Ben Leo was reporting live from outside Delaney Hall ICE detention centre in Newark on Saturday — the ninth consecutive day of protests at the site — when he was confronted by an aggressive demonstrator who escalated rapidly from political argument to personal threats. The protester accused Leo of hypocrisy for covering US immigration policy as a British journalist, shouting about Brits “colonising the world through rape, murder and pillaging” and questioning how he could cite crime statistics involving migrant groups. When the confrontation intensified and the protester told Leo to “go back to your country,” the correspondent responded with deadpan British composure: “Aeroplane.”

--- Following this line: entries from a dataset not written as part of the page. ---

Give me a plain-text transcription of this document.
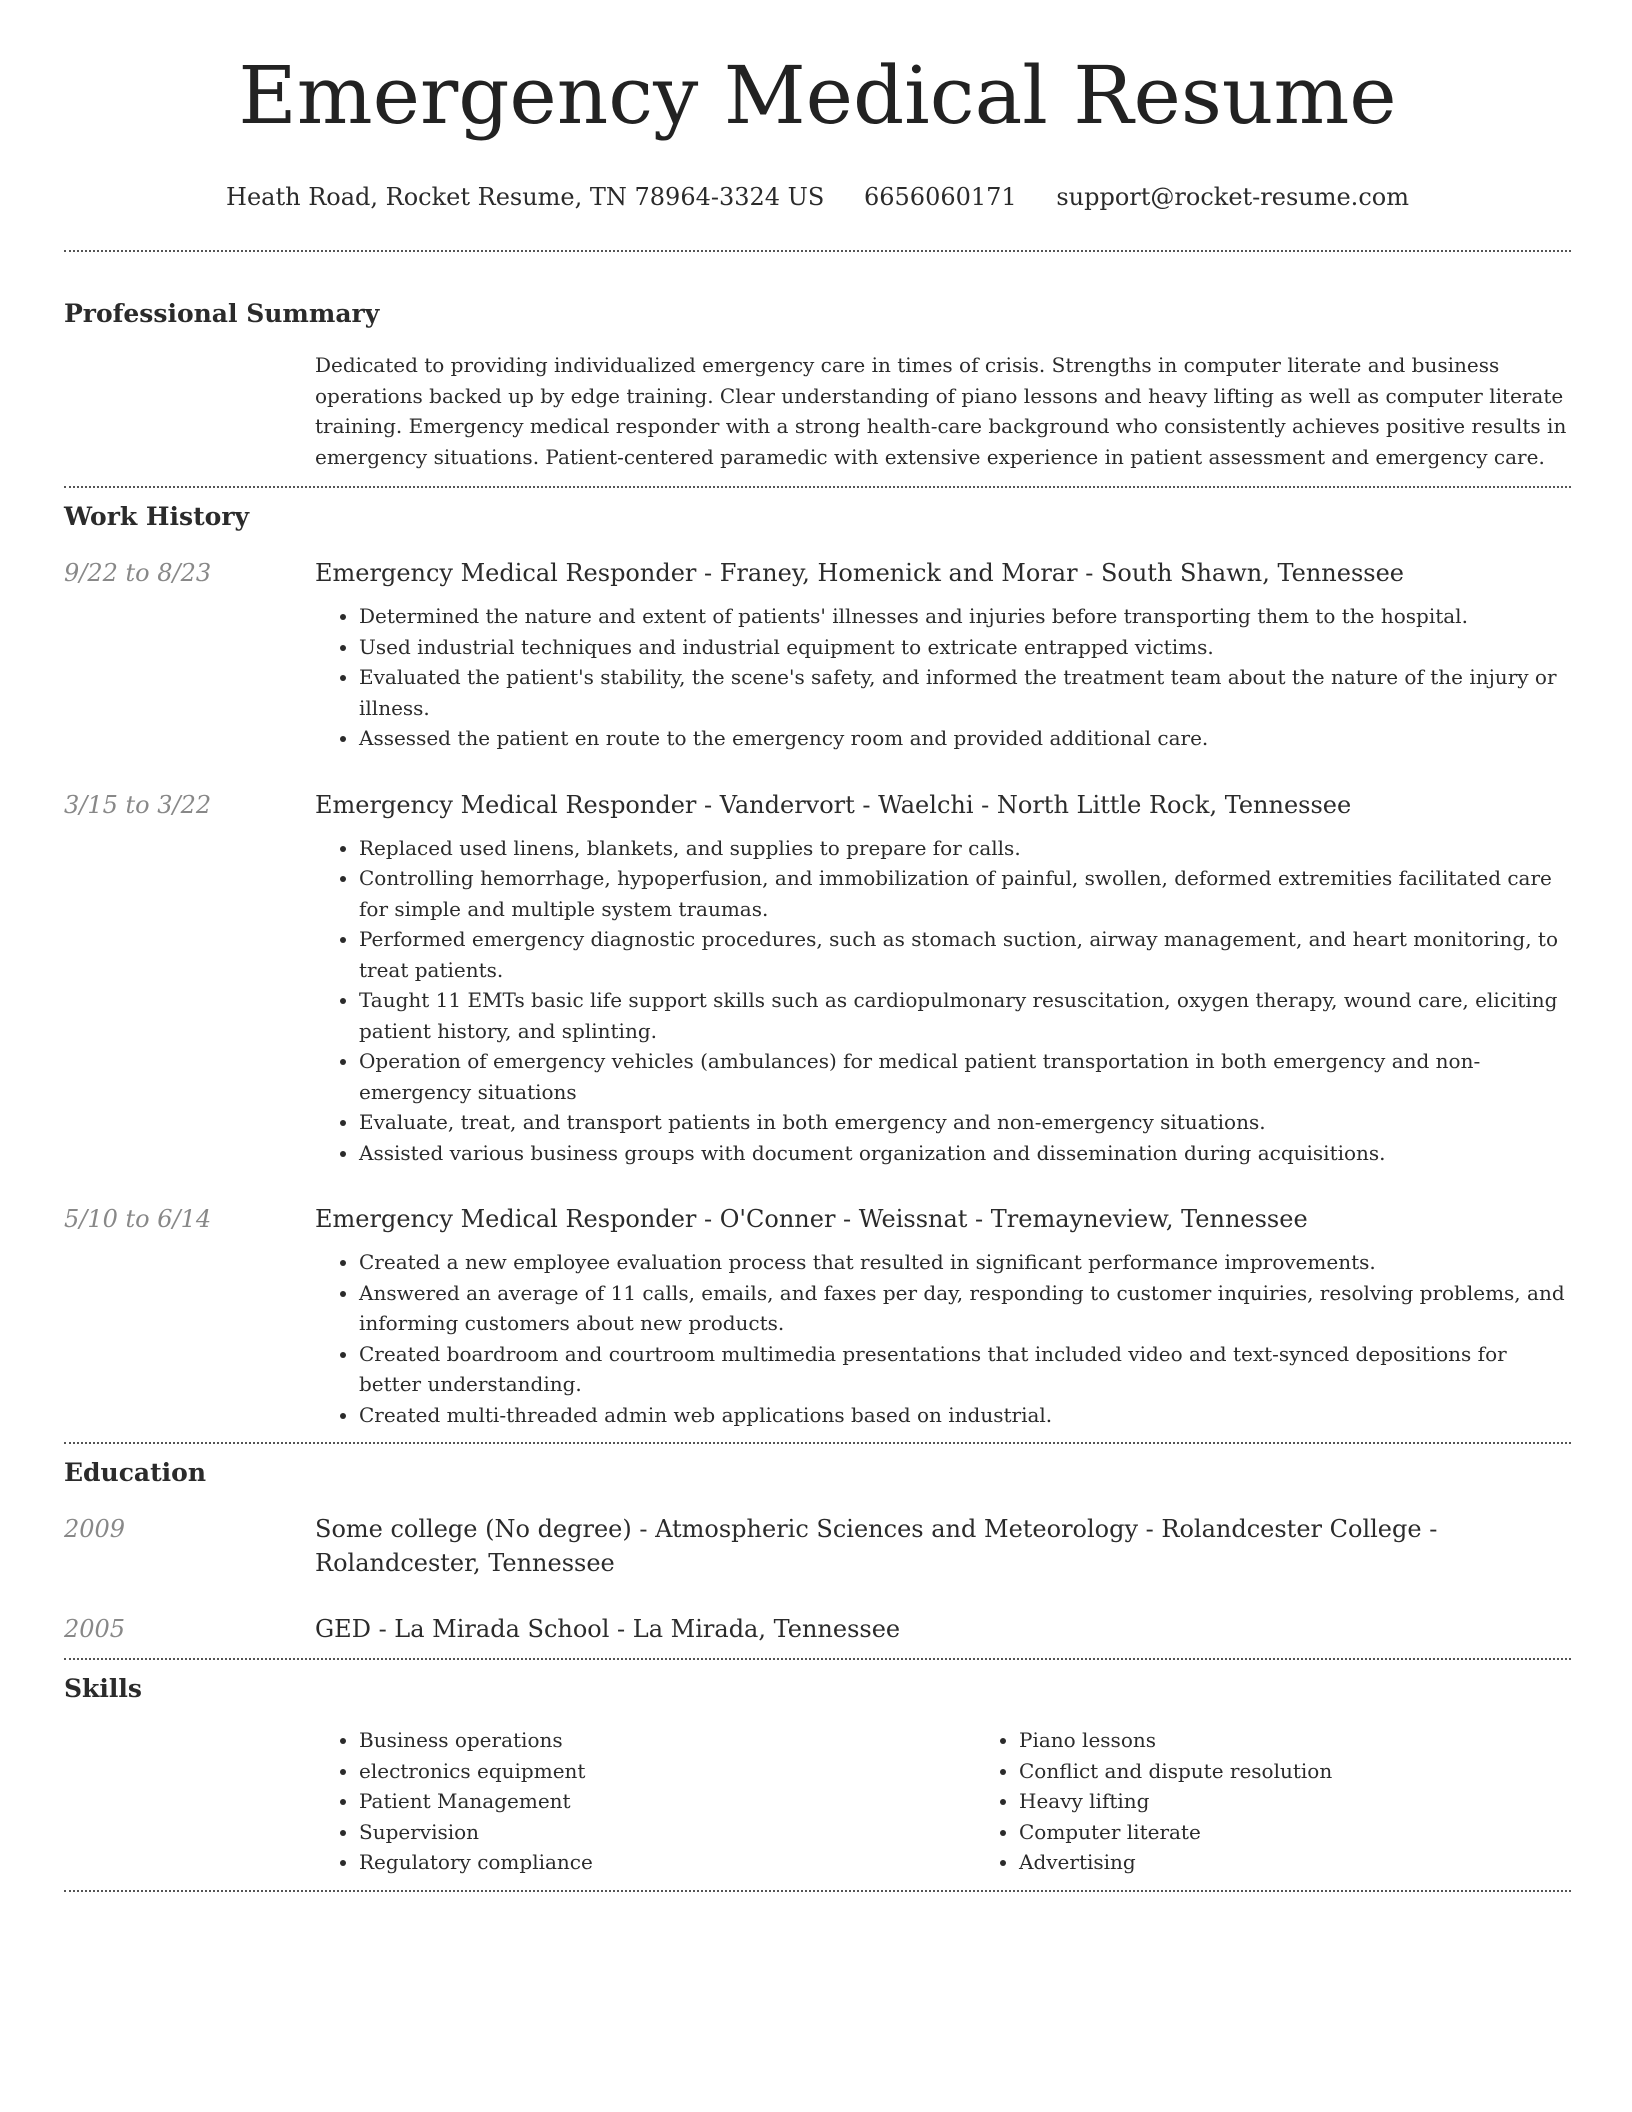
Emergency Medical Resume
Heath Road, Rocket Resume, TN 78964-3324 US 6656060171 support@rocket-resume.com
Professional Summary
Dedicated to providing individualized emergency care in times of crisis. Strengths in computer literate and business operations backed up by edge training. Clear understanding of piano lessons and heavy lifting as well as computer literate training. Emergency medical responder with a strong health-care background who consistently achieves positive results in emergency situations. Patient-centered paramedic with extensive experience in patient assessment and emergency care.
Work History
9/22 to 8/23	Emergency Medical Responder - Franey, Homenick and Morar - South Shawn, Tennessee
• Determined the nature and extent of patients' illnesses and injuries before transporting them to the hospital.
• Used industrial techniques and industrial equipment to extricate entrapped victims.
• Evaluated the patient's stability, the scene's safety, and informed the treatment team about the nature of the injury or illness.
• Assessed the patient en route to the emergency room and provided additional care.
3/15 to 3/22	Emergency Medical Responder - Vandervort - Waelchi - North Little Rock, Tennessee
• Replaced used linens, blankets, and supplies to prepare for calls.
• Controlling hemorrhage, hypoperfusion, and immobilization of painful, swollen, deformed extremities facilitated care for simple and multiple system traumas.
• Performed emergency diagnostic procedures, such as stomach suction, airway management, and heart monitoring, to treat patients.
• Taught 11 EMTs basic life support skills such as cardiopulmonary resuscitation, oxygen therapy, wound care, eliciting patient history, and splinting.
• Operation of emergency vehicles (ambulances) for medical patient transportation in both emergency and non-emergency situations
• Evaluate, treat, and transport patients in both emergency and non-emergency situations.
• Assisted various business groups with document organization and dissemination during acquisitions.
5/10 to 6/14	Emergency Medical Responder - O'Conner - Weissnat - Tremayneview, Tennessee
• Created a new employee evaluation process that resulted in significant performance improvements.
• Answered an average of 11 calls, emails, and faxes per day, responding to customer inquiries, resolving problems, and informing customers about new products.
• Created boardroom and courtroom multimedia presentations that included video and text-synced depositions for better understanding.
• Created multi-threaded admin web applications based on industrial.
Education
2009	Some college (No degree) - Atmospheric Sciences and Meteorology - Rolandcester College - Rolandcester, Tennessee
2005	GED - La Mirada School - La Mirada, Tennessee
Skills
• Business operations
• electronics equipment
• Patient Management
• Supervision
• Regulatory compliance
• Piano lessons
• Conflict and dispute resolution
• Heavy lifting
• Computer literate
• Advertising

Throughout the exchange, Leo held his ground near the chain-link fence surrounding the facility, microphone in hand and expression unchanged, asking calmly: “Why are you getting so angry?” and “I’m here to ask questions.” Footage of the confrontation spread rapidly online and has been widely praised for the reporter’s composure under pressure.

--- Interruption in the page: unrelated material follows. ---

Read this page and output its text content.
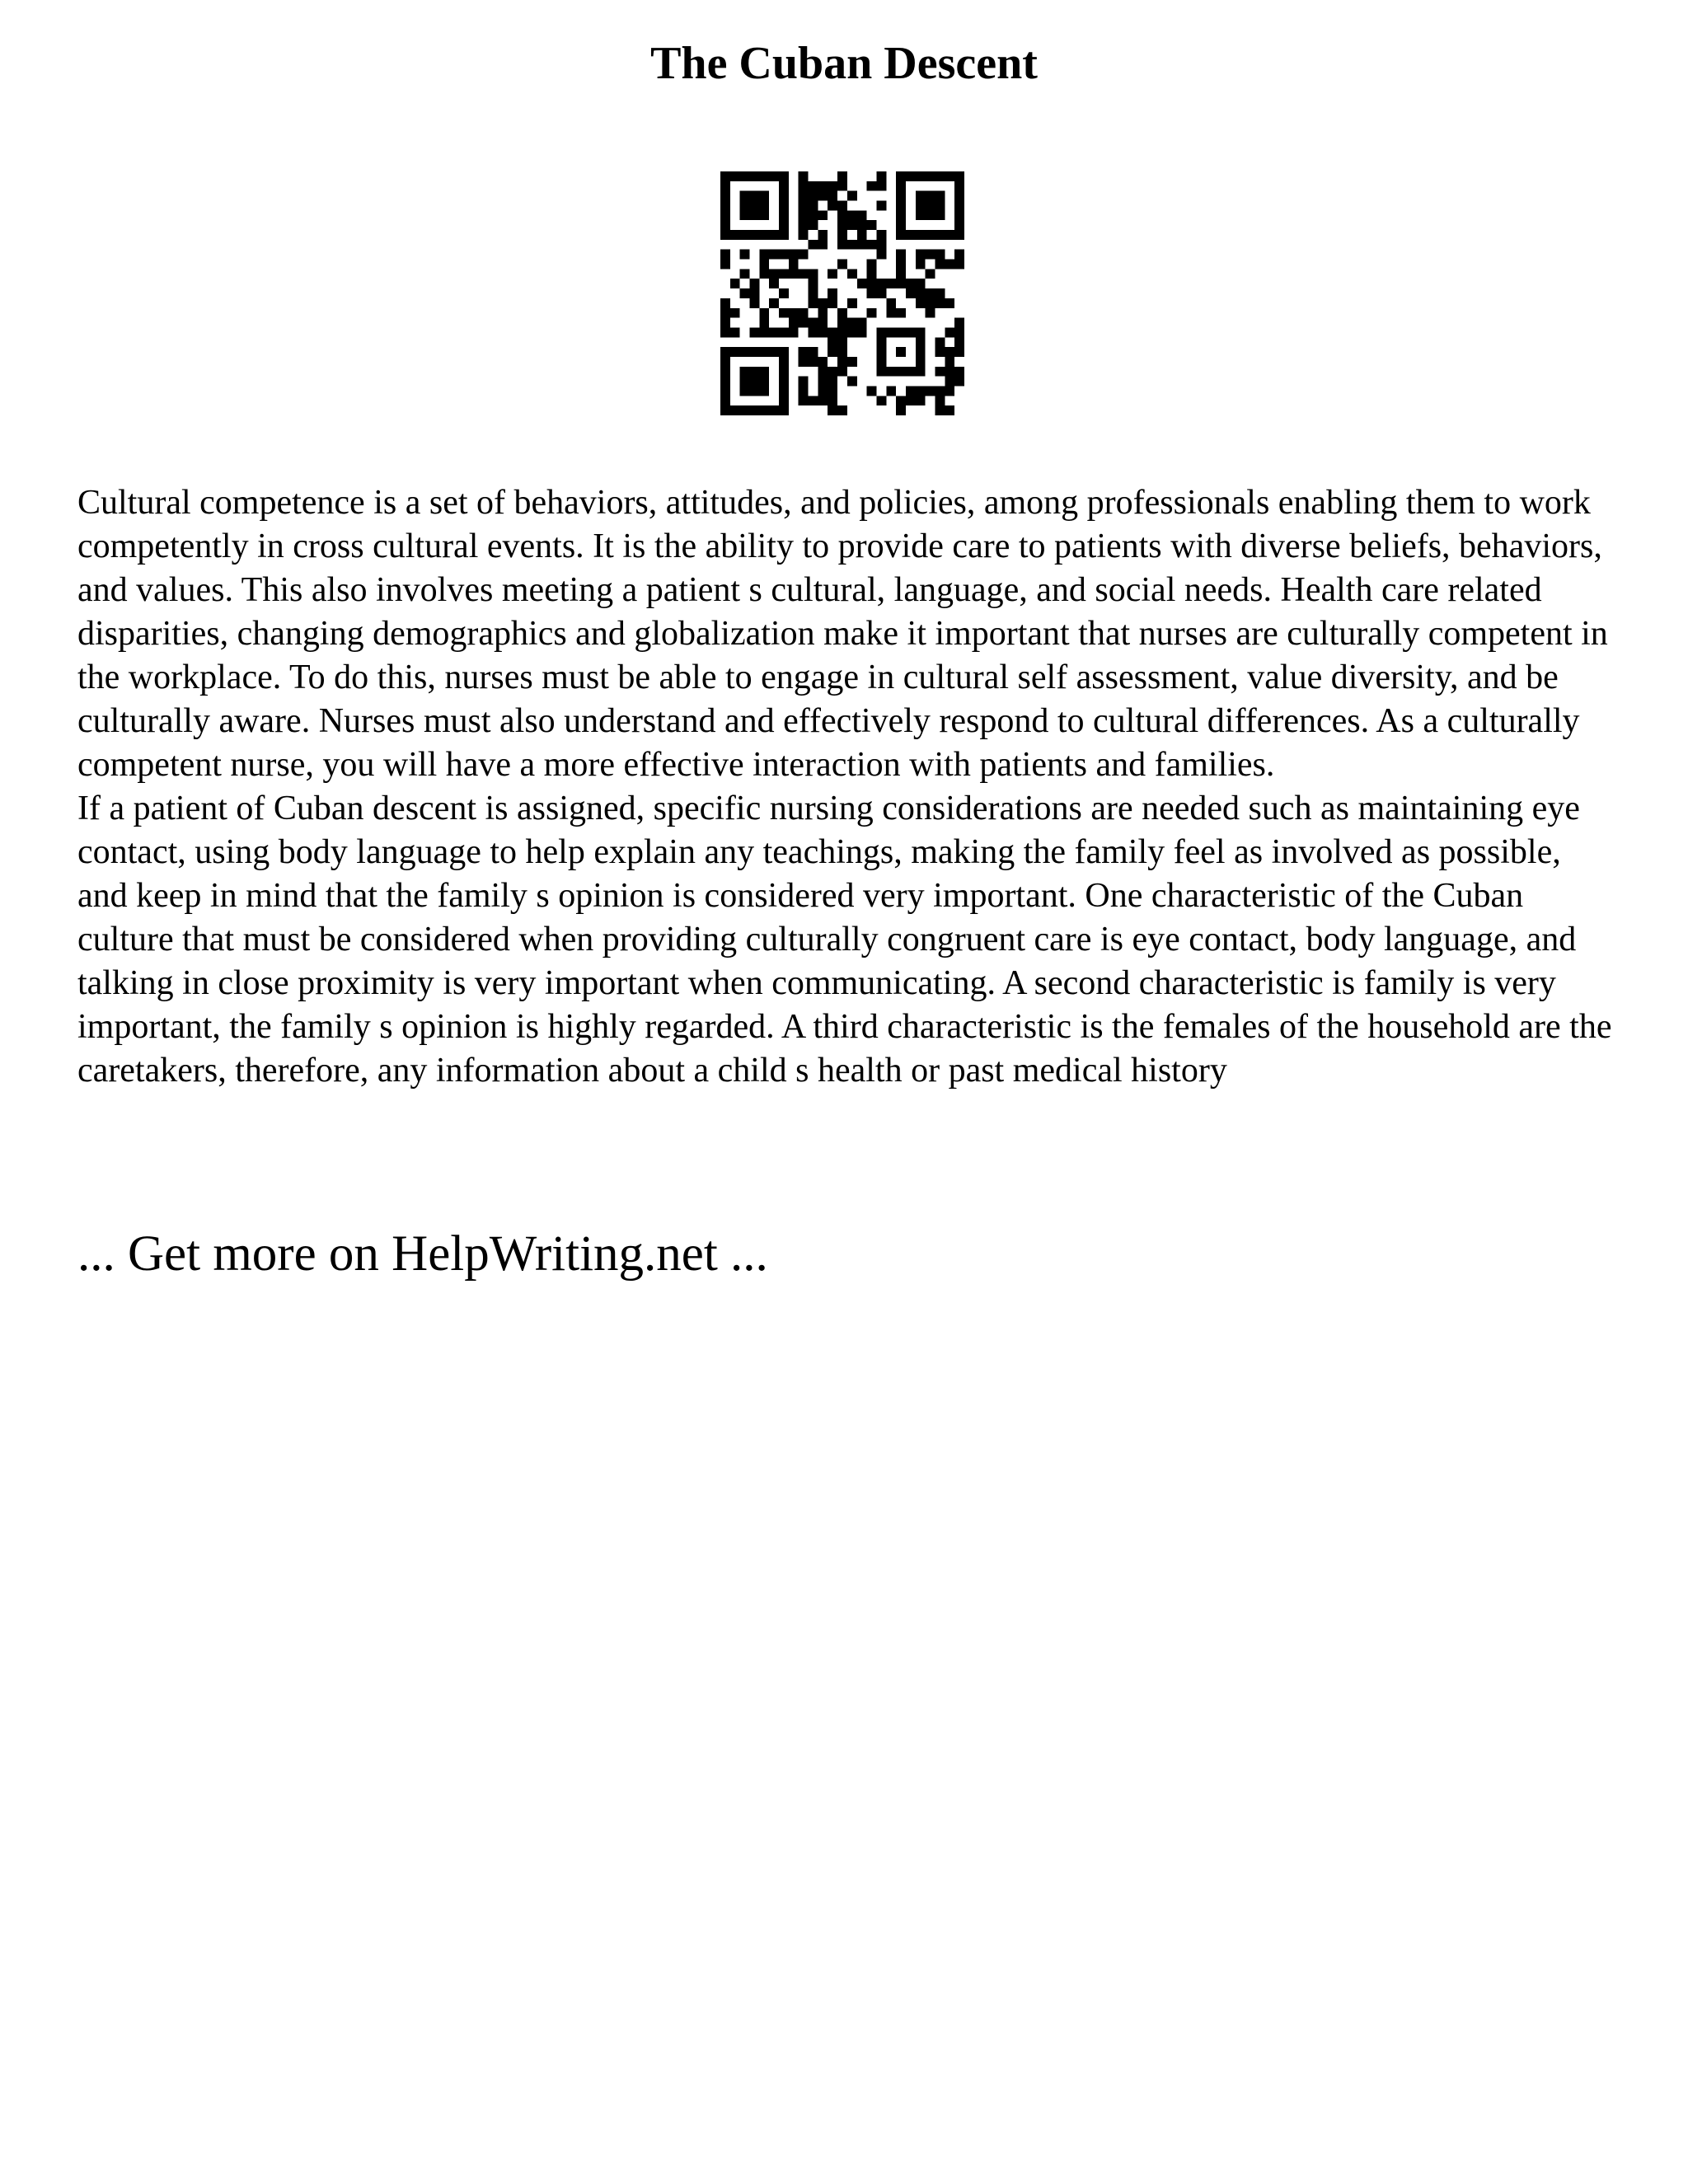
The Cuban Descent

Cultural competence is a set of behaviors, attitudes, and policies, among professionals enabling them to work competently in cross cultural events. It is the ability to provide care to patients with diverse beliefs, behaviors, and values. This also involves meeting a patient s cultural, language, and social needs. Health care related disparities, changing demographics and globalization make it important that nurses are culturally competent in the workplace. To do this, nurses must be able to engage in cultural self assessment, value diversity, and be culturally aware. Nurses must also understand and effectively respond to cultural differences. As a culturally competent nurse, you will have a more effective interaction with patients and families.

If a patient of Cuban descent is assigned, specific nursing considerations are needed such as maintaining eye contact, using body language to help explain any teachings, making the family feel as involved as possible, and keep in mind that the family s opinion is considered very important. One characteristic of the Cuban culture that must be considered when providing culturally congruent care is eye contact, body language, and talking in close proximity is very important when communicating. A second characteristic is family is very important, the family s opinion is highly regarded. A third characteristic is the females of the household are the caretakers, therefore, any information about a child s health or past medical history

... Get more on HelpWriting.net ...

The scenes outside Delaney Hall — a privately run facility of approximately 1,000 beds — have grown increasingly volatile over the past week and a half. Detainees inside have staged hunger strikes and labour stoppages over alleged conditions including poor food, inadequate medical care and claims that detainees have been pressured to sign deportation paperwork. Protests outside have drawn far-left activist groups, some from out of state, alongside pro-ICE counter-demonstrators, resulting in repeated clashes involving pepper spray, batons and arrests. One protester has already been federally charged with threatening the family of an ICE officer. Newark authorities have imposed a curfew and state police have established protected zones around the facility, with detainee visiting rights partially restored amid the disorder.

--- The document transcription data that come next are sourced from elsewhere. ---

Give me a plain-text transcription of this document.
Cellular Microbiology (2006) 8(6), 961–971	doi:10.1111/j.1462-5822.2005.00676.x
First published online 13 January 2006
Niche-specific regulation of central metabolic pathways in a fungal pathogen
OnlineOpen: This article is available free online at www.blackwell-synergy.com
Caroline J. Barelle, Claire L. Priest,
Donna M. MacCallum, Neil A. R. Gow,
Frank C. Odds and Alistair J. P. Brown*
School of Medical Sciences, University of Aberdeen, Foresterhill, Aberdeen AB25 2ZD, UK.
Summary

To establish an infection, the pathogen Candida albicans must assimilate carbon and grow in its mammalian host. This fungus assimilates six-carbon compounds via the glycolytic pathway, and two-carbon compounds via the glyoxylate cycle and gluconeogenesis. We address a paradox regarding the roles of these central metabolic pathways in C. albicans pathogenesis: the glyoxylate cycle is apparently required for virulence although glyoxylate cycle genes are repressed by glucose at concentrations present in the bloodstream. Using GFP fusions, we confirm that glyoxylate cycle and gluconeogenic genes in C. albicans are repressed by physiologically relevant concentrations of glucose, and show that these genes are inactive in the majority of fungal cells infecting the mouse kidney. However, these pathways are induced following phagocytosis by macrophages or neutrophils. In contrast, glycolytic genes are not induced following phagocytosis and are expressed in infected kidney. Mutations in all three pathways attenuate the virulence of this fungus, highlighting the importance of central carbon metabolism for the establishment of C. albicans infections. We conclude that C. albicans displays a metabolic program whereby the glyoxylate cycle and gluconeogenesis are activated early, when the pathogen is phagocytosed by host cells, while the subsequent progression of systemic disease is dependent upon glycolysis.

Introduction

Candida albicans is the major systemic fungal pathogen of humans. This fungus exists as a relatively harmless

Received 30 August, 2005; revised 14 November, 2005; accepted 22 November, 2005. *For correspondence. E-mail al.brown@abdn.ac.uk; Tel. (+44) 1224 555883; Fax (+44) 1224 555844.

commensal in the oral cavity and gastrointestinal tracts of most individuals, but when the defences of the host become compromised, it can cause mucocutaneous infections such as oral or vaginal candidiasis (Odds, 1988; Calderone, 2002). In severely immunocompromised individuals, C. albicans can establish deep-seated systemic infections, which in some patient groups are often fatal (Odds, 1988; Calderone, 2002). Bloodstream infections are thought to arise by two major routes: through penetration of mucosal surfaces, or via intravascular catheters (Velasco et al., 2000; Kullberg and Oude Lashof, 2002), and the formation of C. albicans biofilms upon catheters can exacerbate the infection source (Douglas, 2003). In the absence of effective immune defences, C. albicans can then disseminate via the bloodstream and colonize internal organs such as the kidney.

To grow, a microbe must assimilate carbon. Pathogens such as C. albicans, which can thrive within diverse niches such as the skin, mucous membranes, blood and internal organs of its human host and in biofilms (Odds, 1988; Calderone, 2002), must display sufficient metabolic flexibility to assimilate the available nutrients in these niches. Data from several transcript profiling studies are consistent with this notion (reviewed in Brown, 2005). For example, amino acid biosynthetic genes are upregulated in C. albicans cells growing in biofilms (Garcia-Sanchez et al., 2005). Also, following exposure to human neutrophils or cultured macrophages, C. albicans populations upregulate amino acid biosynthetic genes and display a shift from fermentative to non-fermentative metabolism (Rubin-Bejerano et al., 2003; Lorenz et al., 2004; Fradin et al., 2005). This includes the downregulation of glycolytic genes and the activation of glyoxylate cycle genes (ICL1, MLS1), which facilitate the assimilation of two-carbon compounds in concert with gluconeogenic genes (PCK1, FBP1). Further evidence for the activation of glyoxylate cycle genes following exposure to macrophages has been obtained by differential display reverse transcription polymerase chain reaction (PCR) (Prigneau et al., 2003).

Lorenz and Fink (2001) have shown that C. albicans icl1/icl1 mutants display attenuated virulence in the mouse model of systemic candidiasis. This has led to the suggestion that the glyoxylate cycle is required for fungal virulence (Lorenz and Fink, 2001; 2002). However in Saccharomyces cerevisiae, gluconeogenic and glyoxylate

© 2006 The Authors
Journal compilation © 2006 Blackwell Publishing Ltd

The Delaney Hall protests sit within the broader context of the Trump administration’s ramped-up interior immigration enforcement, which has seen ICE operations significantly intensified since January and turned several detention facilities across the United States into focal points for activists and counter-protesters alike. Officials have attributed the most serious escalations to organised far-left groups rather than the local community, while protest organisers have blamed the deteriorating conditions on federal immigration authorities.
Leo’s response to the confrontation — calm, direct and leavened with dry wit — has drawn considerable admiration online, with many viewers contrasting it sharply with the behaviour of the man threatening him. The moment has also been cited as a broader illustration of the hostility facing journalists covering immigration enforcement on the ground in the United States.